Margarita Kalinina-Pohl
Michael Duitsman
November 2, 2016
In October 2016, CNS expert Margarita Kalinina-Pohl traveled to the Republic of Moldova for discussions with the National Agency for Regulation of Nuclear and Radiological Activities (NARNRA) on the implementation phase of the CNS-NARNRA collaborative project on tracking and locating orphaned and legacy radioactive sources in Moldova using new media tools. CNS launched this project in February and reported its initial findings in July.
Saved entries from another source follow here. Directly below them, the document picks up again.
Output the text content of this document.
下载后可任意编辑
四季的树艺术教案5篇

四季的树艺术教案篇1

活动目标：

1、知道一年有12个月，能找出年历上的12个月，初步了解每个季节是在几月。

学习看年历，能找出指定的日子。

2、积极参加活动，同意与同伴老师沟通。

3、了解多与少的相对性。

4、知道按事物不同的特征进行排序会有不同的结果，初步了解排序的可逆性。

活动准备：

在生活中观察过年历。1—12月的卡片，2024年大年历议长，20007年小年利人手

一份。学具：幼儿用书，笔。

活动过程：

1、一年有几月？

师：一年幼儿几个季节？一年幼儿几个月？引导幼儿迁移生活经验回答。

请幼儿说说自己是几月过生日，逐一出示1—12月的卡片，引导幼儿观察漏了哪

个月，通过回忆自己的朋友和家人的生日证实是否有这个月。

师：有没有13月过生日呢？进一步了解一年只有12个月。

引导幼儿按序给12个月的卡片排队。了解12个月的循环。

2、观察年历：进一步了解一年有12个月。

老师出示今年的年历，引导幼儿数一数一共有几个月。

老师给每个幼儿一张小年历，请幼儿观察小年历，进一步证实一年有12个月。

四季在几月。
In the earlier research phase of the project, NARNRA provided CNS with a list of 101 Soviet-era facilities known or suspected of working with or hosting radioactive sources. Using basic facility information, CNS researchers then collected former employees’ information from social media profiles, developed a database to organize this data, and used network analysis to identify the key individuals. The CNS team, composed of William Potter, Bryan Lee, Michael Duitsman, and Margarita Kalinina-Pohl, also developed an interview template—including guidelines, questions, and a set of visual aids featuring various radioactive sources—for NARNRA to use when interviewing subjects in the project’s implementation phase. At the October meeting, CNS and NARNRA experts revised and finalized the interview template. In addition to refining the template, NARNRA also added images of some sources which are likely to be found in Moldova.
The project implementation phase will include interviews by NARNRA representatives of those whose names were identified through network analysis and who have the highest degree of being “connected” to others through their shared experiences at the former Soviet enterprises where radioactive sources were used for research and commercial applications.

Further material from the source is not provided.